Indeed, it’s hard to remember now, but last year, many people thought it highly unlikely that Democrats could win the House, since Republicans had engineered a significant structural advantage. “Ultimately, Trump’s approval rating probably needs to be at or below 35 percent for the House to flip,” said The Cook Political Report.

Levin recalled a meeting last year with allies and supporters in California. He told them that because grassroots passions had grown so intense, “I think we can take the House.” But the notion felt so wishful, he recalled, “You had to say it in hushed tones. You couldn’t say it out loud.”

Since then, Resistance energy has kept building on itself. Last year, Erin Zwiener, a children’s book author, three-time “Jeopardy” champion, and Indivisible activist in Texas, launched a campaign for state representative in her Republican-controlled district south of Austin. “Particularly at the beginning, it definitely seemed uphill,” she told me this week. But while her district had voted for Trump, the margin had been only about 4.5 percentage points, “and we were seeing folks rise up against the presidency.”
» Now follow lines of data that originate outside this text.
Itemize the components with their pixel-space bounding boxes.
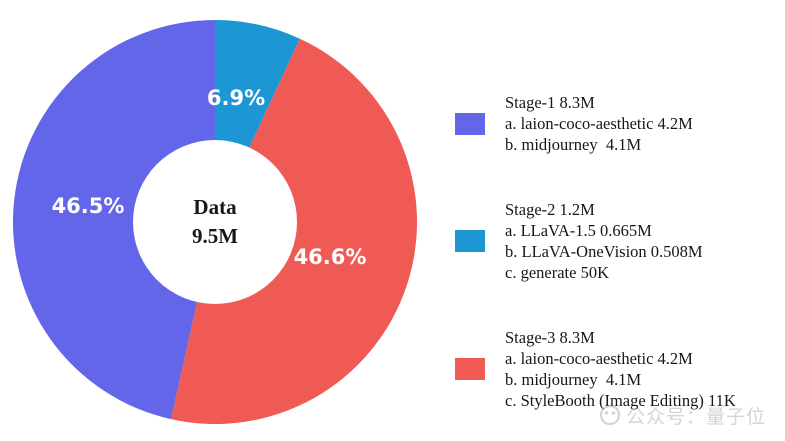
legend-line: b. midjourney 4.1M (505, 369, 736, 390)
legend-text-stage-1: Stage-1 8.3Ma. laion-coco-aesthetic 4.2M… (505, 92, 693, 155)
legend-swatch-stage-1 (455, 113, 485, 135)
slice-label-stage-3: 46.6% (294, 245, 367, 269)
center-label-title: Data (193, 195, 237, 219)
legend-item-stage-3[interactable]: Stage-3 8.3Ma. laion-coco-aesthetic 4.2M… (455, 327, 736, 411)
legend-line: c. generate 50K (505, 262, 703, 283)
slice-label-stage-1: 46.5% (52, 194, 125, 218)
legend-item-stage-1[interactable]: Stage-1 8.3Ma. laion-coco-aesthetic 4.2M… (455, 92, 693, 155)
legend-line: c. StyleBooth (Image Editing) 11K (505, 390, 736, 411)
legend-item-stage-2[interactable]: Stage-2 1.2Ma. LLaVA-1.5 0.665Mb. LLaVA-… (455, 199, 703, 283)
donut-svg: 6.9%46.6%46.5% Data 9.5M (0, 0, 440, 441)
legend-swatch-stage-2 (455, 230, 485, 252)
legend-swatch-stage-3 (455, 358, 485, 380)
legend-text-stage-3: Stage-3 8.3Ma. laion-coco-aesthetic 4.2M… (505, 327, 736, 411)
legend-line: Stage-3 8.3M (505, 327, 736, 348)
center-label-value: 9.5M (192, 224, 238, 248)
legend-line: b. midjourney 4.1M (505, 134, 693, 155)
legend-line: a. laion-coco-aesthetic 4.2M (505, 113, 693, 134)
slice-label-stage-2: 6.9% (207, 86, 265, 110)
donut-hole (133, 140, 297, 304)
donut-chart: 6.9%46.6%46.5% Data 9.5M (0, 0, 440, 441)
donut-chart-figure: 6.9%46.6%46.5% Data 9.5M Stage-1 8.3Ma. … (0, 0, 785, 441)
legend-line: a. laion-coco-aesthetic 4.2M (505, 348, 736, 369)
legend-line: Stage-2 1.2M (505, 199, 703, 220)
legend-line: a. LLaVA-1.5 0.665M (505, 220, 703, 241)
legend-line: Stage-1 8.3M (505, 92, 693, 113)
legend-line: b. LLaVA-OneVision 0.508M (505, 241, 703, 262)
legend-text-stage-2: Stage-2 1.2Ma. LLaVA-1.5 0.665Mb. LLaVA-… (505, 199, 703, 283)
chart-legend: Stage-1 8.3Ma. laion-coco-aesthetic 4.2M… (455, 0, 785, 441)
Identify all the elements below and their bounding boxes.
Last October, she realized she was pregnant. Zwiener went into labor at a demonstration against migrant family separations, then campaigned with her newborn in tow. She used a photo of O’Rourke kissing her baby in some of her ads. On Tuesday, she became one of 12 Texas Democrats to flip state House seats. (Democrats also flipped two state Senate seats.) Because there’s another round of redistricting coming up in 2020, this has implications for the future makeup of Congress.

O’Rourke’s campaign, like Ossoff’s before it, was not a waste. He became a vessel for masses of people who’d felt alienated from their state’s harsh right-wing politics, who longed for something more inclusive and humane but weren’t sure it was possible. “What I think was so important about Beto running is that it gave everybody hope,” said Zwiener. “Beto running made it so much easier to recruit statehouse candidates. Beto running made people feel like it was worth their time to come out and volunteer for candidates.”

The movement he leaves behind is likely to endure. Sen. Ted Cruz beat O’Rourke by less than 3 percentage points, which makes an eventual Democratic majority seem newly imaginable. “We will definitely win something statewide within the next two cycles,” Zwiener said. “I’m not going to predict which thing. But we will win something.”

Shortly after the 6th District was called for McBath, I asked Efrat if she was going to take a break. “Now we’re scrambling trying to get the provisional vote counted for Abrams,” she said, referring to the fight over the tally in the Georgia governor’s race. Consumed with that work, she felt bad about missing the protests Thursday against the firing of Jeff Sessions that had sprung up all over the country at a moment’s notice.

After this past week, people in the Resistance are exhausted. But they’re not resting.